Heureusement, le court Philippe-Chatrier dispose d’un toit flambant neuf, et qui a déjà sauvé bon nombre d’entraînements. C’est l’occasion rêvée pour le Grand Chelem français de prouver l’utilité de son investissement, ce dont on ne doutait déjà plus depuis dix ans. Le toit du Central sera peut-être la principale satisfaction de la quinzaine pour l’organisation du tournoi. Car les conditions de jeu, évidemment dégradées par l’humidité et le froid, n’aideront pas à la qualité du spectacle attendu. Des conditions que même le maître des lieux, Rafael Nadal, qualifie sobrement des «plus difficiles jamais connues ici». Le tout avec des balles plus lentes, que le taureau de Manacor décrit comme «pas les bonnes pour jouer sur terre battue», de quoi laisser l’impression d’un tournoi chaotique.
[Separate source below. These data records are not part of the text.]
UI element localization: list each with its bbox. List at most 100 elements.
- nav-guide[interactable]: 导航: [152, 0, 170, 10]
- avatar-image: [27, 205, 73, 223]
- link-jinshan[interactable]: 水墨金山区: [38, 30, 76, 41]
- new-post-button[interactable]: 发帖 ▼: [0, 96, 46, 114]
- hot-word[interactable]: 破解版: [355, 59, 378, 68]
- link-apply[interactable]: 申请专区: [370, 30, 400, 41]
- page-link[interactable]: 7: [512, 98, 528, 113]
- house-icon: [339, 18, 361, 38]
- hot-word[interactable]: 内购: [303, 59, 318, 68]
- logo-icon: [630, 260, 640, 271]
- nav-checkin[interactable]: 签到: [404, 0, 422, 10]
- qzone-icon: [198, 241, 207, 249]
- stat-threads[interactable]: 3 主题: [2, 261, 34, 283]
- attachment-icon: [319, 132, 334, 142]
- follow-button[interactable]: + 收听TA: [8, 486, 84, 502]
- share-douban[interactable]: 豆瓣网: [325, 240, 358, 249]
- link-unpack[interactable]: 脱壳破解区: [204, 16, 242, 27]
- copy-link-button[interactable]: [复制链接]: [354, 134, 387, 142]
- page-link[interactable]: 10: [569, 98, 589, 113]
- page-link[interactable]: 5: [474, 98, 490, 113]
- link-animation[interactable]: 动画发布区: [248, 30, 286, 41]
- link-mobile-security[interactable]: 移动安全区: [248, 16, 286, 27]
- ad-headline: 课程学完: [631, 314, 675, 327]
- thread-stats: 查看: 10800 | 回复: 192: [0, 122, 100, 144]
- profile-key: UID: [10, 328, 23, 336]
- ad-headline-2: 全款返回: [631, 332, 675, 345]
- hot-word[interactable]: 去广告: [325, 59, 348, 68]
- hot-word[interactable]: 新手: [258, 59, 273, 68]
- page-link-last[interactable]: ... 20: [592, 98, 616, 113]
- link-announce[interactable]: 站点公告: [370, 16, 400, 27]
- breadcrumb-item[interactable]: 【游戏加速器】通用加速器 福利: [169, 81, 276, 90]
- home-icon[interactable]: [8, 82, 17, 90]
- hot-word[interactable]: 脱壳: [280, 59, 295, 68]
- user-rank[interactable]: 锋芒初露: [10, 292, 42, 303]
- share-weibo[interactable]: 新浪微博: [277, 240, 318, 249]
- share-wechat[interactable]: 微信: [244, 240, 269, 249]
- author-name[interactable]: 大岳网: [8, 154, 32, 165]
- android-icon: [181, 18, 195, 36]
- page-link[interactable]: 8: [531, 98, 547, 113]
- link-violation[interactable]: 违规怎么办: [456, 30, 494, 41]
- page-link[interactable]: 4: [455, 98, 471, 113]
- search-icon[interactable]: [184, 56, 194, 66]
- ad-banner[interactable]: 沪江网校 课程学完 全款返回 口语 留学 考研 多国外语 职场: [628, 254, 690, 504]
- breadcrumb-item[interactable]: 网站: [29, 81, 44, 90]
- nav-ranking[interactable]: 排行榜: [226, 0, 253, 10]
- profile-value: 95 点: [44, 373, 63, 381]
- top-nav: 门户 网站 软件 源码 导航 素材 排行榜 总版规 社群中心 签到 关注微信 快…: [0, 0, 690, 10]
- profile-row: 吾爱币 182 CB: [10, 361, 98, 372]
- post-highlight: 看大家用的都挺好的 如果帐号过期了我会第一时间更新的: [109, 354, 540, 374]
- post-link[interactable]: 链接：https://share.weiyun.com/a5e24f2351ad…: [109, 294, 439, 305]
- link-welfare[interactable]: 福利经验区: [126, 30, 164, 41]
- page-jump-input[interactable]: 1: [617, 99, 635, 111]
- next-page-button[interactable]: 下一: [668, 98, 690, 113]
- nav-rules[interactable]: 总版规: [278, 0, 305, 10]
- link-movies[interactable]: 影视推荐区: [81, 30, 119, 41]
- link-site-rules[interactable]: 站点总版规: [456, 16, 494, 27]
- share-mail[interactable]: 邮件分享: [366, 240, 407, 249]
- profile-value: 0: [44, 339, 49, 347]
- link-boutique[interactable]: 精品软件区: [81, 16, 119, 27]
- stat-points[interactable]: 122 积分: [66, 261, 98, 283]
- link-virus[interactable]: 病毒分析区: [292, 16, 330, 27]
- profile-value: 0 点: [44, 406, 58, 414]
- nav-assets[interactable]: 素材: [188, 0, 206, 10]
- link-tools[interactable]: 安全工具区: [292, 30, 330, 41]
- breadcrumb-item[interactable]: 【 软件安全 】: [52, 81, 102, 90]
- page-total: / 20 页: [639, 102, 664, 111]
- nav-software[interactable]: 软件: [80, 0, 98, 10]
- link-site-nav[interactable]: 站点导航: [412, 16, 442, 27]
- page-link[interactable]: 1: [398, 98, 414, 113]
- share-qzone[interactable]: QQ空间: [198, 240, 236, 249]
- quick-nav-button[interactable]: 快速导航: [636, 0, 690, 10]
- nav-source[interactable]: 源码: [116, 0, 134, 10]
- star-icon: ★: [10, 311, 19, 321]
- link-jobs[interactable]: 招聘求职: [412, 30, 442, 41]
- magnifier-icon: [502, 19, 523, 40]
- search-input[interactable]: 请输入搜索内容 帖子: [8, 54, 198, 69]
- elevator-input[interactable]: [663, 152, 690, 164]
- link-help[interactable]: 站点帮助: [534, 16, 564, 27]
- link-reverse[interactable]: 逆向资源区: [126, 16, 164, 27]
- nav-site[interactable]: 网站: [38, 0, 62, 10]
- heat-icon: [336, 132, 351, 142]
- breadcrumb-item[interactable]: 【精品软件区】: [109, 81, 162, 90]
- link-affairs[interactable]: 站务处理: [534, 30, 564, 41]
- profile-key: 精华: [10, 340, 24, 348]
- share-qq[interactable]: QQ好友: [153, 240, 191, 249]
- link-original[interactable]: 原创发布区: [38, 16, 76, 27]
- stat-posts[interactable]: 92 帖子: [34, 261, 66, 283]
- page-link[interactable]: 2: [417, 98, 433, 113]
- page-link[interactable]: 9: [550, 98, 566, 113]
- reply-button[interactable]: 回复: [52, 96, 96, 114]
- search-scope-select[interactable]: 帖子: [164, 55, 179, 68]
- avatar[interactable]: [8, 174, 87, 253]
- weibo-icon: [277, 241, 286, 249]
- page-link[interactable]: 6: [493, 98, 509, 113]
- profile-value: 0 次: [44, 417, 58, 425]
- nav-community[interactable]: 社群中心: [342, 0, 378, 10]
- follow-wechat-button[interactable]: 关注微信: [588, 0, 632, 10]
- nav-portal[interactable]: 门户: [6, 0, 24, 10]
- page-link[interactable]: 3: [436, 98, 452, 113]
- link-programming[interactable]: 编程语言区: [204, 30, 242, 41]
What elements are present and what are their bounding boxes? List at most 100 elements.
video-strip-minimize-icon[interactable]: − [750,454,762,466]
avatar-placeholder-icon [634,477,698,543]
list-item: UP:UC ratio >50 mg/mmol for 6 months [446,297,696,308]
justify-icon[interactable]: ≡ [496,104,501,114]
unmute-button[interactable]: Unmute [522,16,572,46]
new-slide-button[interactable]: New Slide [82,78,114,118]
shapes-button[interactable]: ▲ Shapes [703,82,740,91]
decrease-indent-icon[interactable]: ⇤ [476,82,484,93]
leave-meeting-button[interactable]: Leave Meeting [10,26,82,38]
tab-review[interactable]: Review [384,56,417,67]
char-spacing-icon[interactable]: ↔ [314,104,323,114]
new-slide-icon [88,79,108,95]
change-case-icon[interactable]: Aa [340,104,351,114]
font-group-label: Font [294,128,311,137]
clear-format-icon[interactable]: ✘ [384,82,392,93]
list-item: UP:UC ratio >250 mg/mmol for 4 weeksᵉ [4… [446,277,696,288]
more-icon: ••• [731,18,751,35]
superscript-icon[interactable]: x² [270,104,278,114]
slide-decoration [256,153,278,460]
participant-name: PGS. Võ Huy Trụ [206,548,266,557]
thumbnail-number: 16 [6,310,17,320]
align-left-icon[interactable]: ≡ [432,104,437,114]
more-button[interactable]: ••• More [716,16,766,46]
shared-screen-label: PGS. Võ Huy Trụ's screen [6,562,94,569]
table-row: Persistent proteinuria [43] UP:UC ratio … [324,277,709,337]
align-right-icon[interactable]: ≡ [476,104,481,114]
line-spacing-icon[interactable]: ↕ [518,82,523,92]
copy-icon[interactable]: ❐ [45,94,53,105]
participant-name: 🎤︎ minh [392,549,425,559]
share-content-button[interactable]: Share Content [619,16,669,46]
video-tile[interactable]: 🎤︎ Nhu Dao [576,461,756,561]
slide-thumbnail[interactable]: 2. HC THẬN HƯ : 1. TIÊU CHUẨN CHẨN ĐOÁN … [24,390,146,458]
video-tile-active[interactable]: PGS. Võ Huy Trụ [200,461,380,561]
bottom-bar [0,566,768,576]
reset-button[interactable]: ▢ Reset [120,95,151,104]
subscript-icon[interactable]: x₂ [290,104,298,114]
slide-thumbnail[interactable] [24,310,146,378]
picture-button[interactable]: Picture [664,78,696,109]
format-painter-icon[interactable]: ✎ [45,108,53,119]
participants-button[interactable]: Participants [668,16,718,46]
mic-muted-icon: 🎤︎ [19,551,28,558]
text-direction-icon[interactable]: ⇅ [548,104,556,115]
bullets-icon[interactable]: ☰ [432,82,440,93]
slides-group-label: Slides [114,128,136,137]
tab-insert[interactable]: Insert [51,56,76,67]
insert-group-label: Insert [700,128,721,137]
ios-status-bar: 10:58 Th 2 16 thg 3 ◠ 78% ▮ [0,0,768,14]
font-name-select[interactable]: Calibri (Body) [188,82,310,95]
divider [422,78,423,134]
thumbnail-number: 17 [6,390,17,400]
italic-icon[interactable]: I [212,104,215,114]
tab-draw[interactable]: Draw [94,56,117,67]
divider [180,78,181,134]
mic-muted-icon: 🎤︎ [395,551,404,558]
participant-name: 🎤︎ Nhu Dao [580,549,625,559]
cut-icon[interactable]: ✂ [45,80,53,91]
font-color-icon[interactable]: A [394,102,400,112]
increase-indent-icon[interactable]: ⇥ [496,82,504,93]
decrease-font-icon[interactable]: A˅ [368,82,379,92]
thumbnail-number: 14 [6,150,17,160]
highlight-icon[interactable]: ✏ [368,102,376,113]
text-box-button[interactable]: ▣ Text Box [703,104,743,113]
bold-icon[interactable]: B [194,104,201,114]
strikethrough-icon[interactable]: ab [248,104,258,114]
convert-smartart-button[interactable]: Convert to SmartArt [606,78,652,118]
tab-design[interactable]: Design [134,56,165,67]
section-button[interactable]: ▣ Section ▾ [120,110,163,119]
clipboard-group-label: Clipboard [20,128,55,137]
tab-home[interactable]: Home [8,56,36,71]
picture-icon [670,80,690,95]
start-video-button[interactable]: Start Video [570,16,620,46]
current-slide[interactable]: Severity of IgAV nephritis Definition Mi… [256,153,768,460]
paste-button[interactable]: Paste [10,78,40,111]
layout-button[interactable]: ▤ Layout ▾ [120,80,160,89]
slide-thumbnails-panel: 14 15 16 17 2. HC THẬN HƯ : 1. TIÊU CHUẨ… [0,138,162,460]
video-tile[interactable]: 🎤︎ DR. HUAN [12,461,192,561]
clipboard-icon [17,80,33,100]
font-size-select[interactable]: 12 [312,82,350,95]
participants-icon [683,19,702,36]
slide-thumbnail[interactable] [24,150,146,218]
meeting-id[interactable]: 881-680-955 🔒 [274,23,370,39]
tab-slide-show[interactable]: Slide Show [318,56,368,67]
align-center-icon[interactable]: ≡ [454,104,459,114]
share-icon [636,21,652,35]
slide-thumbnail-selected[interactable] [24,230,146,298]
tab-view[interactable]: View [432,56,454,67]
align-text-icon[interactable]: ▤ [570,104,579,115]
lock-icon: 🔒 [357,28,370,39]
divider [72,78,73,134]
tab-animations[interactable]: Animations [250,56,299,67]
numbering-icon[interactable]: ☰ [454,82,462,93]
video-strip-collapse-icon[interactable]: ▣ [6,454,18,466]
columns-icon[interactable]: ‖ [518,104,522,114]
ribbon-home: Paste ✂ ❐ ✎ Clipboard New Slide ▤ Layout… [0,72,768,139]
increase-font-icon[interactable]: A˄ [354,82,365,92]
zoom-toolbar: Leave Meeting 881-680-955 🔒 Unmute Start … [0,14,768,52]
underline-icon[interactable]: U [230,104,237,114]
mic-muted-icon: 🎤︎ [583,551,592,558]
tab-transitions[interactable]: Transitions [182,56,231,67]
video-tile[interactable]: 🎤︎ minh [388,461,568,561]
Et si Rafa se cherchait des excuses ? Car s’il y a bien une interrogation des plus tennistiques qui soient, c’est bien celle-ci : Nadal peut-il perdre à Paris ? Difficile question à laquelle l’Espagnol aura à cœur de répondre sur le court, aussi lent soit-il.

PRESSION SUR LES FAVORIS

Outre Nadal, Djokovic et Thiem font figure de favoris pour prendre le trône du Majorquin à Roland-Garros si ce dernier devait mordre la terre. Pourtant, pour l’un comme pour l’autre, il faudra avoir digéré l’US Open. Pour Djokovic, disqualifié en huitièmes de finale après avoir involontairement envoyé une balle dans la gorge d’une juge de ligne, il s’agira de laver l’affront alors que la route semblait toute tracée pour revenir à une petite unité de Nadal au compteur des victoires en Grand Chelem (17 aujourd’hui pour le Serbe, 19 pour l’Espagnol). Le «Djoker» s’est déjà rassuré sur son niveau de jeu en remportant le Masters 1000 de Rome, en effaçant par la même occasion le record du plus grand nombre de titres dans cette catégorie de tournois avec un 36ème sacre, soit un de plus que Nadal. Nul doute que le vaincre sur sa terre serait un nouveau coup porté, plus terrible encore, derrière la tête de son rival espagnol.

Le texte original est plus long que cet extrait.